Depois de jantar ela telefonou-me, para que fosse beber um copo ao Cine África (quando o Cine África era um sítio a visitar, um óptimo bar de música ao vivo). Lá fui, e ainda bem, pois o Dornelas fazia parte da comitiva. "Hé pá!, estás cá!!", surpresa, "também andas nisto?", ripostei, bem-humorado. Conversámos um bocado, sobre Moçambique, o nós-por-cá, um bocado sobre música também (da que tocava e doutra de cá), um ambiente descontraído entre aqueles "comitivos", boa gente. Depois saímos, cedo, tudo cansado. Cá fora, no passeio, as despedidas, "até à próxima, quando cá vieres" ou "então em Lisboa, apareçam, a tua mulher tem os contactos", aquilo que se diz, ainda que nunca o façamos. No meio disto alguém se lhe dirige "sô secretário de estado ...". Estanquei, estupefacto, que nada mo dera a entender, "és tu o secretário de estado?" e rio-me, rimo-nos, "já estragaste tudo!!", diz ele.

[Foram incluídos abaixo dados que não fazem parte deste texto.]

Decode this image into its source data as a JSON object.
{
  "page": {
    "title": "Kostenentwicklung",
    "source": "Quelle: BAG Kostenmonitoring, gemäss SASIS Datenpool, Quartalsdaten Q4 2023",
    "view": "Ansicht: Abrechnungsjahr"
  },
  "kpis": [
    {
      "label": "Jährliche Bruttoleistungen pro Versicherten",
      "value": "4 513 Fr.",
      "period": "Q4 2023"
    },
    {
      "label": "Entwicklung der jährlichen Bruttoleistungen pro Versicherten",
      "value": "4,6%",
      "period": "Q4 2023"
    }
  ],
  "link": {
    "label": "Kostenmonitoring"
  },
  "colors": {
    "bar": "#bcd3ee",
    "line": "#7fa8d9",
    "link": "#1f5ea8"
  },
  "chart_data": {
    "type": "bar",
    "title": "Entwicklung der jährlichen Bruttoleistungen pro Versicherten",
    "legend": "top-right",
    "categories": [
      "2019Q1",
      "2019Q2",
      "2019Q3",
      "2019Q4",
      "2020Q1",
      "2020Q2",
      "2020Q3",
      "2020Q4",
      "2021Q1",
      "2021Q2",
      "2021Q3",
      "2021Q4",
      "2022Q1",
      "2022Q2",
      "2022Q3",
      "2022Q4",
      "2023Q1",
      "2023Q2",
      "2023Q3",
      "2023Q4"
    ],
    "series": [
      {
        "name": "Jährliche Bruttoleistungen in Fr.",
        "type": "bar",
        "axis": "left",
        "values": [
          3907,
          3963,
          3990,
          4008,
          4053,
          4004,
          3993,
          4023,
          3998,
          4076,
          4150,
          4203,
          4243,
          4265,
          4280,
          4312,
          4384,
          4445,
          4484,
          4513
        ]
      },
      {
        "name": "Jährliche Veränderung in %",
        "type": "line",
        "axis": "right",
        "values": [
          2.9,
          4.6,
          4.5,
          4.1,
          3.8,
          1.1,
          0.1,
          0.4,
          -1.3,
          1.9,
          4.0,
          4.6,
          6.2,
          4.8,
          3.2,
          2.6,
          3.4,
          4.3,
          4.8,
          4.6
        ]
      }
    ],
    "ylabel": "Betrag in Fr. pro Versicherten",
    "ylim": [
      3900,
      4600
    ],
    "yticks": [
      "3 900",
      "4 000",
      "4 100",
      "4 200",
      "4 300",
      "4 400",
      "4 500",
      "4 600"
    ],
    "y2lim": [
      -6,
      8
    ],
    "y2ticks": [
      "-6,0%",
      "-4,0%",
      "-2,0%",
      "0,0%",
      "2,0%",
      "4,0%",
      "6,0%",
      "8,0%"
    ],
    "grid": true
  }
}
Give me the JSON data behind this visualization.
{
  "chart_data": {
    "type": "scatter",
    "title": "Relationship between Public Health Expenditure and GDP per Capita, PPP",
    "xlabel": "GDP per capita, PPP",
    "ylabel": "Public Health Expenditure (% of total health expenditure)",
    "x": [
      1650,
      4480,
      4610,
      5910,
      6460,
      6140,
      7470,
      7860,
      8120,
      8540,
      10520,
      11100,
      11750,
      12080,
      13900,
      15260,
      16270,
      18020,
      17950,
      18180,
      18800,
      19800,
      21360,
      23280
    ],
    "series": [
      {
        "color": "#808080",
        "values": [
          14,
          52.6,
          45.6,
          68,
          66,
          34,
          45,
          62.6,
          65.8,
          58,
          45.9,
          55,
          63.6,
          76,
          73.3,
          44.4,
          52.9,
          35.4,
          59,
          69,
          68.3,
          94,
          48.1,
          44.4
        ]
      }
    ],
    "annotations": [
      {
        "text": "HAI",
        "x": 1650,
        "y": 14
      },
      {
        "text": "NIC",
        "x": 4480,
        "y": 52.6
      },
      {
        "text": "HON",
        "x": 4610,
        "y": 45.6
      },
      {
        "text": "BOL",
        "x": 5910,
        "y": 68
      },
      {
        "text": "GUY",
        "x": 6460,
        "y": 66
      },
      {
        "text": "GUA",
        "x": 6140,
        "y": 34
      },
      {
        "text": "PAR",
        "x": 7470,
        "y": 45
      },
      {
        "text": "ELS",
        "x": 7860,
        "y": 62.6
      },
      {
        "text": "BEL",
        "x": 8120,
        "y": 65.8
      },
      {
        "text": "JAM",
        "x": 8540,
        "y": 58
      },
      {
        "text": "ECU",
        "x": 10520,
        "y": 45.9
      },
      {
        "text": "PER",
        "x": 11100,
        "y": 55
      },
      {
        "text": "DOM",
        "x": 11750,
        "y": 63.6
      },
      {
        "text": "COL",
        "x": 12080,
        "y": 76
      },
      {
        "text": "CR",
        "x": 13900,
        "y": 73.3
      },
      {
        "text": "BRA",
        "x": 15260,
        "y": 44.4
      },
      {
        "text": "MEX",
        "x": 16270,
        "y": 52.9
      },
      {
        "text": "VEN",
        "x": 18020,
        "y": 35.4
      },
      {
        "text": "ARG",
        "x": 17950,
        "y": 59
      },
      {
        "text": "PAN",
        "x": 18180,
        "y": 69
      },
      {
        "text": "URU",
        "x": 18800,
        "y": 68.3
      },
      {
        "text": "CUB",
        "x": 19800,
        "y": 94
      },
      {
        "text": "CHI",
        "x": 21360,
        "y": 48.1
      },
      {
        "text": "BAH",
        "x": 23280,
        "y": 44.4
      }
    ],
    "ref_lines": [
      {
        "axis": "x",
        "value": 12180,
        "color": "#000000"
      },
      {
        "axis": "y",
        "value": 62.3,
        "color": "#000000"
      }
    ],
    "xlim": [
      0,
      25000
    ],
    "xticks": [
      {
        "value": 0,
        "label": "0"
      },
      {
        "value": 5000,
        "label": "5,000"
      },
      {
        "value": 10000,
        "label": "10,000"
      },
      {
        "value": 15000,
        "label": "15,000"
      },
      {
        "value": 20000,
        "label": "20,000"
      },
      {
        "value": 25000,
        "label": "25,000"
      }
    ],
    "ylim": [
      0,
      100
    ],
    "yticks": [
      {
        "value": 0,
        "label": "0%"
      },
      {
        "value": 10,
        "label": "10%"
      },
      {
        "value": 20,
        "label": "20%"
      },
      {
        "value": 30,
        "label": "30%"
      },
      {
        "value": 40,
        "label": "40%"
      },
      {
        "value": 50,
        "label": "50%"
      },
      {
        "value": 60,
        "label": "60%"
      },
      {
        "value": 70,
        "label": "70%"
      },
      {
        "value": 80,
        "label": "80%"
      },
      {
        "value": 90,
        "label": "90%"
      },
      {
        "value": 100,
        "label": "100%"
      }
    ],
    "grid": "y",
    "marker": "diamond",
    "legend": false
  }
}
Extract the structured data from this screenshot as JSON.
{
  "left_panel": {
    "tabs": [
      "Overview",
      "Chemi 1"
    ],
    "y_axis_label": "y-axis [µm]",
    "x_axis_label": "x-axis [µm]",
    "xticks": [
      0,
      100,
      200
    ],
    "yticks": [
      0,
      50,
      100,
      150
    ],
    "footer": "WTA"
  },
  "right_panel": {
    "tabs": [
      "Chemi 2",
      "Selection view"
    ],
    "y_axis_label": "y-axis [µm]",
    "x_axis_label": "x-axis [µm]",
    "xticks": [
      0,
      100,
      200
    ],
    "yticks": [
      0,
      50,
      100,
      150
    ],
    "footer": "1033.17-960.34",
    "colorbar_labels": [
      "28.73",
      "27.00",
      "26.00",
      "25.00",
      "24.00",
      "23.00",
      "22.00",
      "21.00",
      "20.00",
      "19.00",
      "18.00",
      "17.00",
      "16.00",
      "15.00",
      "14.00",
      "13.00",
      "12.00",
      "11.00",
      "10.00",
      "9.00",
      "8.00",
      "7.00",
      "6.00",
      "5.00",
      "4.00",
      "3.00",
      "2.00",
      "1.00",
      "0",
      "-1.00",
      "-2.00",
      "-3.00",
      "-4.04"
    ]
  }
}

Nunca mais o vi. Haverá, decerto, muita gente com muito mais, e mais significativos, dizeres para o lembrar, para o elogiar. Mas partilho aqui este pequeno "fósforo" de uma vida, uma minudência. A mostrar um homem, garanto, especial. Raro. Pois tão raro é encontrar, cruzar, gente assim. Aliás, tão raro é encontrar gente.